Early diagnosis, treatment of diabetes in pregnant women benefit infants: study

Lead author David Simmons says the study provided new evidence for those deemed to be at higher risk for early testing and treatment of gestational diabetes beyond the current recommended approach of intervening at 24-28 weeks

Published - May 07, 2023 03:00 am IST - CHENNAI

Image for representation purpose only.

Image for representation purpose only.

Early diagnosis and treatment of gestational diabetes mellitus results in additional protection for babies and mothers from pregnancy complications, as per the results of a multi-centric, randomised controlled trial (RCT) published recently in the New England Journal of Medicine.

The study, named TOBOGM, was performed at 17 hospitals in Australia, Austria, Sweden and India; recruited 802 women with a diabetes risk factor before 20 weeks’ gestation. Gestational Diabetes Mellitus (GDM) is a form of diabetes which is first diagnosed during pregnancy.

Lead author David Simmons from the Western Sydney University’s School of Medicine and Translational Health Research Institute said the study provided new evidence for those deemed to be at higher risk for early testing and treatment of gestational diabetes beyond the current recommended approach of intervening at 24-28 weeks.
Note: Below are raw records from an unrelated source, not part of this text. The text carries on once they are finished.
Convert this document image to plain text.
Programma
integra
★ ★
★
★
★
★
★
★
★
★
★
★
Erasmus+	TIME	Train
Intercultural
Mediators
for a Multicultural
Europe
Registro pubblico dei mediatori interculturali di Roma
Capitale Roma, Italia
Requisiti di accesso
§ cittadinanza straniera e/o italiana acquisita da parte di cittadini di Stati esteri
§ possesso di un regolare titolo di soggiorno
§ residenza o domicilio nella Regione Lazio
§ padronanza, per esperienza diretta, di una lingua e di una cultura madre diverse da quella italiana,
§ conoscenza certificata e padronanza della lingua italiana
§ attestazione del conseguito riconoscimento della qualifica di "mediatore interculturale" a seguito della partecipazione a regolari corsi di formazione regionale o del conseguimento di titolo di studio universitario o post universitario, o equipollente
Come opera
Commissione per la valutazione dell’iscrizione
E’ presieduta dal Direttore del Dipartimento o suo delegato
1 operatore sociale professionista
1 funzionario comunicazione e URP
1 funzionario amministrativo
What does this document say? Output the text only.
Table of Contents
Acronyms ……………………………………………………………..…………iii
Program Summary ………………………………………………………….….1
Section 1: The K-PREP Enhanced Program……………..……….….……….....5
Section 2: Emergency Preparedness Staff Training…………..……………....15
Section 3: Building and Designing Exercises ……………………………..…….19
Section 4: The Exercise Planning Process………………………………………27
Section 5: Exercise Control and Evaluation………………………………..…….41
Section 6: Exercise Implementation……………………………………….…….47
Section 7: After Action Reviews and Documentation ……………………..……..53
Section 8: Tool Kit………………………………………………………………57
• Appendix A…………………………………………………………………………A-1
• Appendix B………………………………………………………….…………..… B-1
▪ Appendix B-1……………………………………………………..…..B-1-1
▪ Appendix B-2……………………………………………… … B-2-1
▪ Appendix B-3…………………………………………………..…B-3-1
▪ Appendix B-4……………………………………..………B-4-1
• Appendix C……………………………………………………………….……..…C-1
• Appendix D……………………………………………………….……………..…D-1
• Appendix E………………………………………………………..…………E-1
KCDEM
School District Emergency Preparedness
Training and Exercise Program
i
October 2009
The study assessed pregnancy outcomes with the initiation of treatment for GDM before 20 weeks, compared with no early treatment and subsequent initiation of treatment at 24-28 weeks gestation. “Over one in 20 babies avoided a group of severe birth complications including birth damage like broken bones or nerves, or getting stuck during birth. In addition, breathing problems requiring oxygen were almost halved and the number of days needed in neonatal intensive care or special care unit was down by 40%,” Prof. Simmons explained.

‘A game changer’

From Chennai, the Madras Diabetes Research Foundation and Seethapathy Clinic, an obstetric care centre, were part of the global study. MDRF chairman V. Mohan said the TOBOGM study is a clear game changer. It gives a clear indication that screening for, and treatment of early gestational diabetes mellitus is beneficial. He hoped that this study would result in revising (timing of) diagnosis and treatment for GDM, across the world. “Increasing awareness about GDM is very important as it can help to improve the lives of not only the mother, but also her offspring,” added Guha Pradeepa, Research Scientist, MDRF, who coordinated the study.

Uma Ram of Seethapathy Clinic said, “The TOBOGM study will help in earlier diagnosis and management of GDM which today affects at least 25%, i.e. one in four of all pregnant women”. R.M. Anjana, president, MDRF, pointed out that in India, screening for GDM in the first trimester has already been part of the guidelines, but, TOBOGM provides the first RCT-based evidence that treatment in the first trimester of GDM is not only beneficial but free of any significant adverse effects.